Monday March 21st, 2011 - 7:13AM
If you think it takes a lot of nerve to ask people to pay more for everyday housewares as they brace for $5 a gallon at the gas pump, you might want to stop here.
Intrigued? Read on.
At the risk of dousing the glow of what was the most business-stimulating International Home + Housewares Show in a number of years, the pricing pressure on this industry threatens to choke its momentum without any extra assistance from the latest oil scare.
Retail pricing objectives in housewares are obsolete. The business is long overdue for a cooperative effort among vendors and their customers to do something about it.
Of primary concern should be that rampantly escalating raw material, energy and labor costs are forcing suppliers to adjust manufacturing specs to continue satisfying retail assortments that have been divided into ingrained pricepoint slots. Confidence remains tenuous as shopping enthusiasm swells in this rebuilding economy. The new foundation of careful consumerism is still setting, and it could be undermined easily by diminished quality just to keep hitting all those “magic” pricepoints.
The industry’s bag of tricks is emptying when it comes to absorbing soaring production and distribution costs. Then it’s only fair that everybody should have to pay a little more. The manufacturers. The vendors. The retailers.
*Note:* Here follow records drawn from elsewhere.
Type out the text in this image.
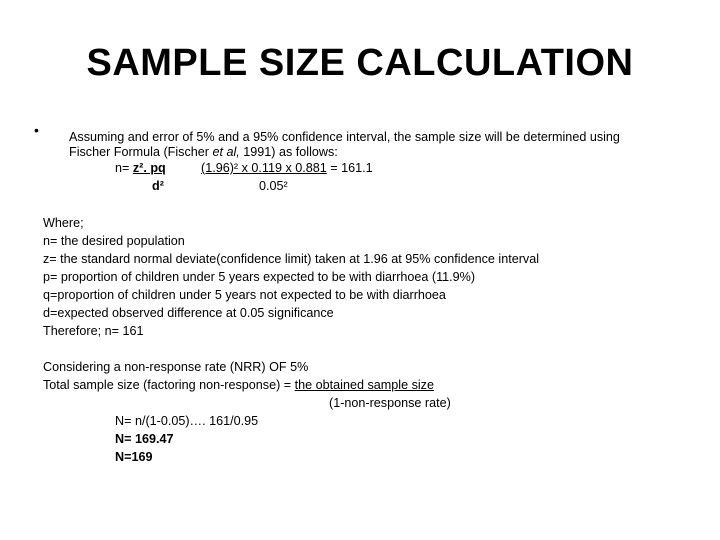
SAMPLE SIZE CALCULATION
• Assuming and error of 5% and a 95% confidence interval, the sample size will be determined using
Fischer Formula (Fischer et al, 1991) as follows:
n= z². pq	(1.96)² x 0.119 x 0.881 = 161.1
d²	0.05²
Where;
n= the desired population
z= the standard normal deviate(confidence limit) taken at 1.96 at 95% confidence interval
p= proportion of children under 5 years expected to be with diarrhoea (11.9%)
q=proportion of children under 5 years not expected to be with diarrhoea
d=expected observed difference at 0.05 significance
Therefore; n= 161
Considering a non-response rate (NRR) OF 5%
Total sample size (factoring non-response) = the obtained sample size
(1-non-response rate)
N= n/(1-0.05)…. 161/0.95
N= 169.47
N=169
And the consumers.
Perception Is Reality
Retailers often seem to be operating under a premise that moving a basic mop, for instance, from a pricepoint of $9.99 to $10.49 could bring the basic mop market to a screeching halt. Nobody is willing to put it to the test. The perception continues as the reality.
So we have a game of chicken between vendors and retailers on price increases with retailers often unwilling to flinch on pre-set pricepoint thresholds that many would argue settled considerably lower than they needed to be.
Consumers don’t create pricepoint expectations. The trade does.
Nobody is advocating an outrageous jump in basic pricepoints that would stun shoppers. But it is time for retailers to ease everyday pricepoints upward, more in line with the cost of goods and services. Mounting industry pricing tension could be relieved now to prevent sudden, severe snaps in the supply chain later.
The housewares industry is at a crossroads where it can’t reduce costs further without reducing quality; and where it can’t increase function further without increasing prices. Take the latter.
Bells and whistles are fine as long as they’re not distracting consumers from shortcuts taken to sustain outdated retail pricing norms. Rising costs are the opening for inching up the everyday retail price bar in this business.
Turn the talk from price increases to delivering better products and letting everyone— suppliers, retailers and consumers alike— get fair value for them.
Most consumers have no clue about everything that factors into the retail pricing of any given product. They also don’t know how good they have had it for years when it comes to sinking pricepoints for basic housewares.
They’ll still justify slightly higher pricepoints for reliable quality before they justify lower-quality product… if you have the nerve to give them that choice.